Eliza Capai afirma que só assinou contrato com a Globo Filmes e o GloboNews, que são coprodutores, depois de consultar os “meninos” e ouvir deles que era preciso “ocupar tudo, ocupar a grande mídia”.
Ela pôde, assim, acessar o acervo da emissora e recorrer a algumas imagens não editadas. A cineasta sabia que, entre as pautas centrais de 2013 a 2018, a imprensa era um dos temas nevrálgicos, e o olhar dos secundaristas nunca foi dócil para com a emissora. “Então tive de usar a inteligência e discutir os grandes temas, além dos gritos de guerra. Mas como debater mídia? Quando os três jovens discutem o tema da imparcialidade, eles estão falando disso”, diz.
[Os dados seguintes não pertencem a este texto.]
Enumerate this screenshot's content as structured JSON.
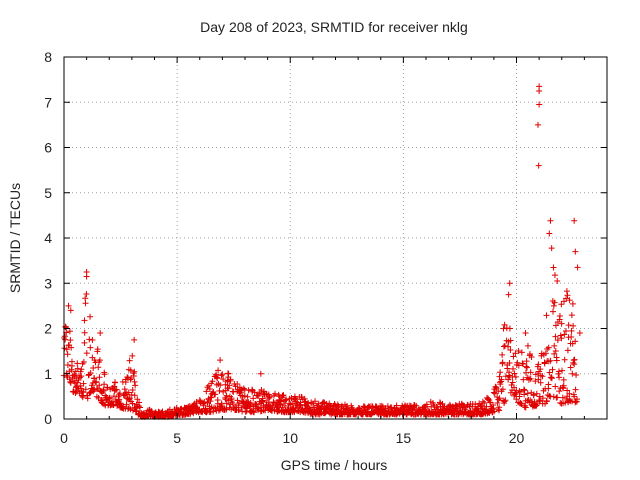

Os temas sociais são a pauta favorita de Eliza Capai, que já assinou direção e roteiro de 15 curtas-metragens e quatro séries para tevê. Ela discutiu a questão feminina no seu primeiro longa, Tão Longe É Aqui (2013), a partir de uma viagem que fez à África.
No segundo, O Jabuti e a Anta (2016), trata das hidrelétricas na Amazônia tomando por base depoimentos de ribeirinhos e povos indígenas. Neste, a interpretação da realidade foi feita sob o olhar dos estudantes. E é Koka que, sempre que bombas de gás lacrimogêneo eram lançadas contra os secundaristas no filme, lembra ironicamente que cada uma delas custa mais de 500 merendas. Em uma hora e meia de duração do documentário, descobrimos que o equivalente a 13.225 merendas foi explodidas pelo governo tucano.